Der Mittelfeldspieler, der in den vergangenen drei Saisonen bei der SV Ried stets gesetzt war, rückte ins zweite Glied zurück.

Lediglich acht Mal brachte Trainer Paul Gludovatz den 35-Jährigen in der Liga von Beginn an. Durchgespielt hat er gar nur vier Mal. Die durchschnittliche Einsatzzeit pro Spiel beträgt 27 Minuten.

Pech mit den Verletzungen

„Der Herbst hätte besser laufen können. Alles hat ein bisschen gegen mich gespielt“, sagt der SVR-Profi.

Die Gründe dafür kennt Lexa: „Es hat mit einer Wadenverletzung angefangen, daher hatte ich keine richtige Vorbereitung. Dann ist der Rippenbruch dazu gekommen.“

„Eine Verletzung wirft einen zurück. Da muss man erst wieder aufholen und seine Linie finden“, meint er.

Kein Zweifel an der Qualität

An seinen Qualitäten zweifelt der Routinier keineswegs: „Ich bin davon überzeugt, dass ich wie in den Saisonen davor gespielt hätte, wenn ich nicht verletzt gewesen wäre.“

Und wenn er gespielt hat, waren seine Leistungen durchaus beachtlich. Fünf Torschussvorlagen lieferte der Kärntner im Herbst pro 90 Minuten. Nur Steffen Hofmann und Samir Muratovic sind in dieser Kategorie effektiver.

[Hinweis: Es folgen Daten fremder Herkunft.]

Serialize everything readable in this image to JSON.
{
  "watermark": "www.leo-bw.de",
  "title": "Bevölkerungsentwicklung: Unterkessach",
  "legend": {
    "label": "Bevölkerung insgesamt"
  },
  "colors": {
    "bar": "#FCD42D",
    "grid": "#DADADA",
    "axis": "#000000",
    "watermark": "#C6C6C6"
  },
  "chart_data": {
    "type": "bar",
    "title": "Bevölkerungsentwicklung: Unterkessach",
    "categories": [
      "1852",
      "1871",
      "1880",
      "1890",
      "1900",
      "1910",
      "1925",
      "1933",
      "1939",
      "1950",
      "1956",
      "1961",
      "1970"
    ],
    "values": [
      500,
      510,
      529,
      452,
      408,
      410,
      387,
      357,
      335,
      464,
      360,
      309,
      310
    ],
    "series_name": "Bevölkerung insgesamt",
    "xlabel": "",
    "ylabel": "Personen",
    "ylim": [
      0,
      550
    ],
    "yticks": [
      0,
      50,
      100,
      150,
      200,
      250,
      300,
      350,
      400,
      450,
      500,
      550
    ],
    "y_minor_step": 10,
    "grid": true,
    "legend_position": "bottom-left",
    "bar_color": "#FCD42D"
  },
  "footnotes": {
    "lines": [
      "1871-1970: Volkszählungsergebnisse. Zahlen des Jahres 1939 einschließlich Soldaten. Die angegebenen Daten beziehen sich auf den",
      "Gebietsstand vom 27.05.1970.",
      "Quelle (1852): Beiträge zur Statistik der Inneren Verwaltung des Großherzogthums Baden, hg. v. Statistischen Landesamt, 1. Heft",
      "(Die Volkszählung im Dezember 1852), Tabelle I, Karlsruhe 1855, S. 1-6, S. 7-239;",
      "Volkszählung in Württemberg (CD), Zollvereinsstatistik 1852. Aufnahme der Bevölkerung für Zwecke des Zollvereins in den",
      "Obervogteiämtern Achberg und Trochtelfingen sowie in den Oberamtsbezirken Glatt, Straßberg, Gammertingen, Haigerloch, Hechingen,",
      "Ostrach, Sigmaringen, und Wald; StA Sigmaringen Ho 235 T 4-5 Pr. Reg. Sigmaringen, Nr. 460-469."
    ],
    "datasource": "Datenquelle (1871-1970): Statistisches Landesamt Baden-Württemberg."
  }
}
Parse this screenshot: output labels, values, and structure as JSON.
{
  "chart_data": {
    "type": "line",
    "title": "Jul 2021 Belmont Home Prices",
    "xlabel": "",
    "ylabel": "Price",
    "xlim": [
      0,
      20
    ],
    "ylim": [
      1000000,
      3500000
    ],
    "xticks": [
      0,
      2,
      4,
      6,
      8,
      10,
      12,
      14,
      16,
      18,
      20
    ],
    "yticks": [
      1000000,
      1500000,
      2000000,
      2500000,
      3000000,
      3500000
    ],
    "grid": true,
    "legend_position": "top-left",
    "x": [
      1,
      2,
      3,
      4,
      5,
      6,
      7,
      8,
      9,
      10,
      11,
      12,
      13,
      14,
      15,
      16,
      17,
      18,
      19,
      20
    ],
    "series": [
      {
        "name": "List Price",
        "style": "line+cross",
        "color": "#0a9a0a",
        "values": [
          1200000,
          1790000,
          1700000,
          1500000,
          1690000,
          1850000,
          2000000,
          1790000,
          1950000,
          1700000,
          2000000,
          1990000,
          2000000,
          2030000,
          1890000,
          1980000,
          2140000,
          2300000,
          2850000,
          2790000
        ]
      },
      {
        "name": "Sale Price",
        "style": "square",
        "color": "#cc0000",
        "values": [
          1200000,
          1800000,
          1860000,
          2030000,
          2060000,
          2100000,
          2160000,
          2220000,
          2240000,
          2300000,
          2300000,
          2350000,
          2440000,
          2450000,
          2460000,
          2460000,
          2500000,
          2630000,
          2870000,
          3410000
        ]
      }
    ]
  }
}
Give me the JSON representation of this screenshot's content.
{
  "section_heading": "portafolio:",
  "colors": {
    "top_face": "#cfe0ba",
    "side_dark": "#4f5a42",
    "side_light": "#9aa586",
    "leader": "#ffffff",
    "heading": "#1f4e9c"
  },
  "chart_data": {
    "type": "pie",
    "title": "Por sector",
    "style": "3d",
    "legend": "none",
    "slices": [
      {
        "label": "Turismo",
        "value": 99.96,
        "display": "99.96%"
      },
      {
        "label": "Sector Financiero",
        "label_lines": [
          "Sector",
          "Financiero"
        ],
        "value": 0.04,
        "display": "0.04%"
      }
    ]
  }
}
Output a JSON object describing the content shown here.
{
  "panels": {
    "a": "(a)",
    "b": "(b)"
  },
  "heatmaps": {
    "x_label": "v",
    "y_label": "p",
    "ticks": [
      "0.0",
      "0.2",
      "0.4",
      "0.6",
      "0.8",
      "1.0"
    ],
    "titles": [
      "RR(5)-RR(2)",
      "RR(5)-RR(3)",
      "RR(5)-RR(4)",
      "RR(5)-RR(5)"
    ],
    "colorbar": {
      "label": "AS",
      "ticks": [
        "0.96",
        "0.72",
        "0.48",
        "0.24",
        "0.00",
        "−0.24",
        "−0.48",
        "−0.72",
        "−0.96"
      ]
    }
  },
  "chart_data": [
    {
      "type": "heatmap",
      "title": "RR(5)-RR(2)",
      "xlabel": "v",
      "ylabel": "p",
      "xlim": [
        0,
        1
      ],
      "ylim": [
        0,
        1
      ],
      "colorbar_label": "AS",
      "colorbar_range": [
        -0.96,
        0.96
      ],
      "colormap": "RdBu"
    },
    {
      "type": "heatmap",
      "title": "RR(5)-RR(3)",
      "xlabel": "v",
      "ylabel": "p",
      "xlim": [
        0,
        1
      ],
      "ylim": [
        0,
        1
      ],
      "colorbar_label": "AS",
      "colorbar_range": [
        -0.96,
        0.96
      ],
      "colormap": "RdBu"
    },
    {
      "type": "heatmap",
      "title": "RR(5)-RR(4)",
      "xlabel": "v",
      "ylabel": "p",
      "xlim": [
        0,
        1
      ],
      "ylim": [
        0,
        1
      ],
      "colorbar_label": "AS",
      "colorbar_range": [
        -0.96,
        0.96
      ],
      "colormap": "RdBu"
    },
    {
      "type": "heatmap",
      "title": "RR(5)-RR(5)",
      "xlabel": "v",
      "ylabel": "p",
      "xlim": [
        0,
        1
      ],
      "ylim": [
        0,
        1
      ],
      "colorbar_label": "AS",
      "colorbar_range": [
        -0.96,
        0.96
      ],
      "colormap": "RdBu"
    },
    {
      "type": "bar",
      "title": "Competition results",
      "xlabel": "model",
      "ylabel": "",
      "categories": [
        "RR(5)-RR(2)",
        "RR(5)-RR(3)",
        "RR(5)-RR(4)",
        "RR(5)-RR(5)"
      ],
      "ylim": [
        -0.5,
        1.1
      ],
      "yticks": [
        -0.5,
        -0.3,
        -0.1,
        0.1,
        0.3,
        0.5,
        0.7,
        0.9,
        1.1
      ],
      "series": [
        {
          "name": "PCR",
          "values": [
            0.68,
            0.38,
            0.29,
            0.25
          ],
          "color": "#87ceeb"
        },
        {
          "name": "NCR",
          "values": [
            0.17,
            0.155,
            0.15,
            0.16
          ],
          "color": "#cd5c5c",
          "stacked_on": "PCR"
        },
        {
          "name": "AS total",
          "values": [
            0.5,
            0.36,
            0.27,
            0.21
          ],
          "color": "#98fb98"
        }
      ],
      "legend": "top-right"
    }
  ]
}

Im Frühjahr will der sechsfache Internationale wieder seine gewohnte Rolle spielen: „Ich gebe in der Vorbereitung Gas, um in der Rückrunde durchzuspielen, wenn das möglich ist. Wer mich kennt, weiß, dass ich nicht aufgebe.“

"Ich muss mich nicht verstecken"

Zum alten Eisen zählt sich der langjährige Legionär sowieso noch nicht: „Ich glaube, ich muss mich vor den Jungen noch nicht verstecken. Ich habe noch keine Probleme.“

Vielmehr täten sich die Youngster manchmal schwer, mit ihm mitzuhalten: „In den Laufeinheiten ist es teilweise eher so, dass die Jungen jammern, wenn ich vorne weglaufe.“

Karriereende kein Thema

Deswegen will Lexa trotz seiner 35 Jahre die Fußballschuhe noch lange nicht an den Nagel hängen. „Wieso sollte ich ans Karriereende denken? Ich habe Spaß am Fußball und fühle mich fit. Noch zwickt und zwackt es nicht so, dass ich es beim Aufstehen merken würde“, stellt er klar.

Sein Verhalten habe sich im Laufe der Zeit aber geändert: „Ich höre besser in meinen Körper hinein, gehe nicht auf den Platz und holze sofort ein paar Bälle raus, wie ich das mit 18 Jahren gemacht habe. Ich dehne zuerst und gehe es langsamer an. Ich schalte den Kopf mehr ein.“

Lexa will verlängern

Ob der Mittelfeldmann auch noch eine fünfte Saison im Innviertel verbringt, steht allerdings noch nicht fest. Sein Vertrag läuft im Sommer aus. Gespräche hat es bislang noch keine gegeben.

Für den „Wikinger“ steht aber fest, dass er noch nicht von Bord gehen möchte: „Ich hätte auf jeden Fall noch Lust. Mal schauen, ob es für den Verein auch passt.“

Das beste Argument für einen Verbleib bei den Oberösterreichern wäre, dem durchwachsenen Herbst einen guten Frühling folgen zu lassen.